Horovod has quite a few parameters that need to be set correctly to enable the best distributed deep learning performance. This guide takes you through the complete installation process, requirements, and configurations for a smooth setup.
Installation of Horovod System Requirements
Operating System Requirements
- Linux distributions (Ubuntu 18.04+ recommended)
- macOS (limited functionality)
- Not officially supported on Windows
Hardware Prerequisites
- Processor: Multi-core processor (modern CPU)
- Memory: At least 8GB RAM (16GB+ recommended)
- Storage: 20GB+ free space
- GPU: CUDA supports NVIDIA GPUs (recommended but optional)
Software Dependencies
- Python 3.6 or newer
- C++ compiler (g++-5 or above)
- CMake 3.13+
- Developers must install the CUDA Toolkit (if they want GPU support)

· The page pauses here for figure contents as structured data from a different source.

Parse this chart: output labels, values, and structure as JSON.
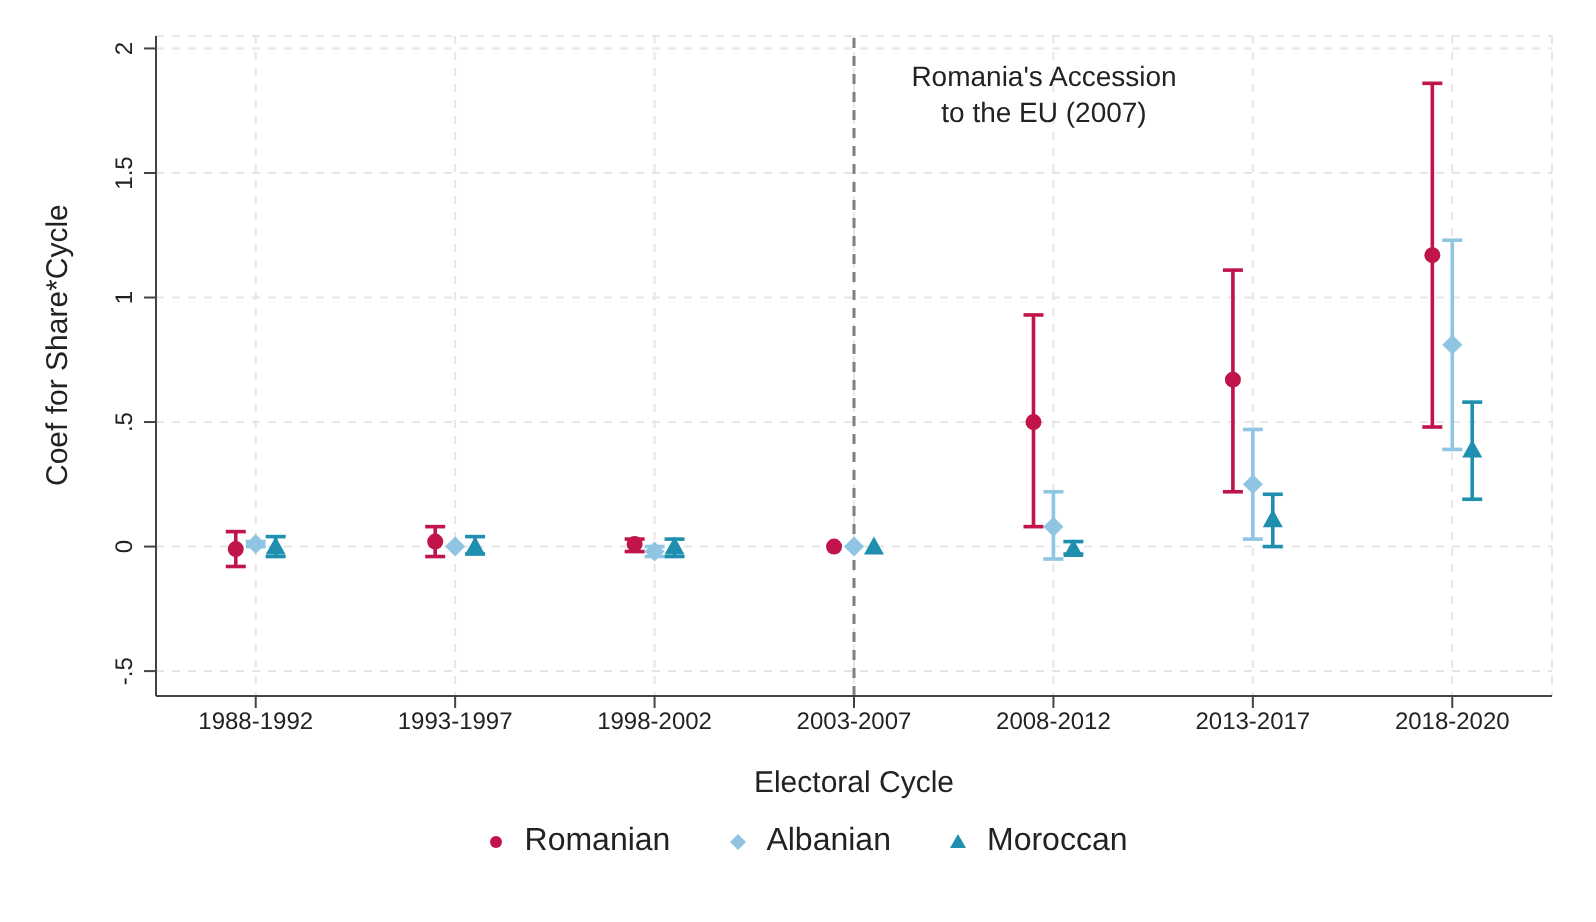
{
  "chart_data": {
    "type": "scatter",
    "xlabel": "Electoral Cycle",
    "ylabel": "Coef for Share*Cycle",
    "categories": [
      "1988-1992",
      "1993-1997",
      "1998-2002",
      "2003-2007",
      "2008-2012",
      "2013-2017",
      "2018-2020"
    ],
    "series": [
      {
        "name": "Romanian",
        "color": "#c0144a",
        "marker": "circle",
        "values": [
          -0.01,
          0.02,
          0.01,
          0,
          0.5,
          0.67,
          1.17
        ],
        "errors": [
          [
            -0.08,
            0.06
          ],
          [
            -0.04,
            0.08
          ],
          [
            -0.02,
            0.03
          ],
          null,
          [
            0.08,
            0.93
          ],
          [
            0.22,
            1.11
          ],
          [
            0.48,
            1.86
          ]
        ]
      },
      {
        "name": "Albanian",
        "color": "#8fc4e2",
        "marker": "diamond",
        "values": [
          0.01,
          0,
          -0.02,
          0,
          0.08,
          0.25,
          0.81
        ],
        "errors": [
          [
            0,
            0.02
          ],
          null,
          [
            -0.04,
            0
          ],
          null,
          [
            -0.05,
            0.22
          ],
          [
            0.03,
            0.47
          ],
          [
            0.39,
            1.23
          ]
        ]
      },
      {
        "name": "Moroccan",
        "color": "#1f8fb0",
        "marker": "triangle",
        "values": [
          0,
          0,
          0,
          0,
          -0.01,
          0.11,
          0.39
        ],
        "errors": [
          [
            -0.04,
            0.04
          ],
          [
            -0.03,
            0.04
          ],
          [
            -0.04,
            0.03
          ],
          null,
          [
            -0.03,
            0.02
          ],
          [
            0,
            0.21
          ],
          [
            0.19,
            0.58
          ]
        ]
      }
    ],
    "ylim": [
      -0.6,
      2.05
    ],
    "yticks": [
      {
        "value": -0.5,
        "label": "-.5"
      },
      0,
      {
        "value": 0.5,
        "label": ".5"
      },
      1,
      {
        "value": 1.5,
        "label": "1.5"
      },
      2
    ],
    "grid": true,
    "legend": "bottom",
    "ref_lines": [
      {
        "axis": "x",
        "value": "2003-2007",
        "label": "Romania's Accession\nto the EU (2007)",
        "line_style": "dashed",
        "color": "#7f7f7f"
      }
    ]
  }
}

- NCCL 2 (for optimal GPU performance)
Preparing Your Environment
Python Environment Setup
Make sure that your Python environment is correctly configured before installing Horovod:
Open a terminal and create a new virtual environment:
- Recommended usage is via conda or virtualenv
- It isolates dependencies to get better management
- Avoid conflict with other projects
Install required frameworks:
- TensorFlow (1.15.0 or newer)
- PyTorch (1.5.0 or newer)
- MxNet (1.4.1 or newer)
System Package Installation
System prerequisites for Horovod installation needed at the beginning:
- Development tools
- MPI implementation
- CUDA drivers (to support configuration with the GPU)
- Network libraries
Horovod Installation Methods
Basic Installation
Although they are not installed by default, they are the simple and common usage that can be installed using pip’s method:
- Installs base Horovod package
- Includes essential features
- This is designed to work for simple, distributed training
Step 1: Install Framework-Specific
Select installation options based on your deep learning framework:
TensorFlow Support:
- Guarantees TensorFlow compatibility
- Enables distributed TensorFlow training
- Won’t include TensorFlow-specific optimizations
PyTorch Support:
- Provides PyTorch distributed support
- Contains PyTorch specific features
- Optimizes GPU communication
MxNet Support:
- Adds MxNet compatibility
- Supports distributed training of MxNet
- Includes necessary adapters
Advanced Installation Options
For specialized needs and optimizations:
GPU Support:
- NCCL integration
- GPU-aware communication
- Enhanced performance features
CPU Optimization:
- Intel’s oneCCL support
- Performance Features at the CPU Level
- Advanced threading options
Preparing and Optimizing
Environment Variables
Here are some key environment variables you should set:
Framework Selection:
- HOROVOD_WITH_TENSORFLOW
- HOROVOD_WITH_PYTORCH
- HOROVOD_WITH_MXNET
GPU Configuration:
- HOROVOD_GPU_OPERATIONS
- HOROVOD_CUDA_HOME
- HOROVOD_NCCL_HOME
Build Options:
- HOROVOD_BUILD_FLAGS
- HOROVOD_CMAKE
- HOROVOD_CPU_OPERATIONS
Performance Tuning
Optimize your Horovod installation:
Communication Backend:
- MPI configuration
- Gloo settings
- NCCL parameters
Memory Management:
- Cache size adjustment
- Buffer allocation
- Memory limits
Verification and Testing
Installation Verification
Check the installation of horovod:
Basic Checks:
- Version verification
- Framework compatibility
- Feature availability
Comprehensive Testing:
- Communication tests
- GPU functionality
- Framework integration
Common Issues and Solutions
Common installation issues and how to resolve them:
Dependency Issues:
- Missing packages
- Version conflicts
- Library incompatibilities
Build Problems:
- Compiler errors
- CUDA issues
- MPI configuration
Cloud Platform Installation
AWS Setup
- AMI’s selection
- Instance configuration
- Network set
Google Cloud Platform
- VM configuration
- GPU setup
- Network optimization
Azure Configuration
- VM size selection
- GPU enablement
- Network settings
Maintenance and Updates
Regular Updates
- Version management
- Security patches
- Feature additions
Backup and Recovery
- Configuration backup
- Environment snapshots
- Recovery procedures
Tips and Recommendations
Production Environment
- Security considerations
- Performance optimization
- Monitoring setup
Development Step
- Debug configuration
- Testing environment
- Continuous integration
Conclusion
It is recommended that you have the system requirements, dependencies, and options needed to install Horovod ready in your mind before you start to install it for the first time. This all-inclusive guide will help you set up the environment correctly so you can train a distributed deep learning model easily. That said, make sure to periodically update and maintain your installation to take advantage of new features and enhancements in distributed training capabilities.
This section provides a solid base for a solid and optimized Horovod setup whether you are configuring Horovod for research, development of production running. This guide will be a point of reference for distributed deep learning as you proceed with your deep learning journey.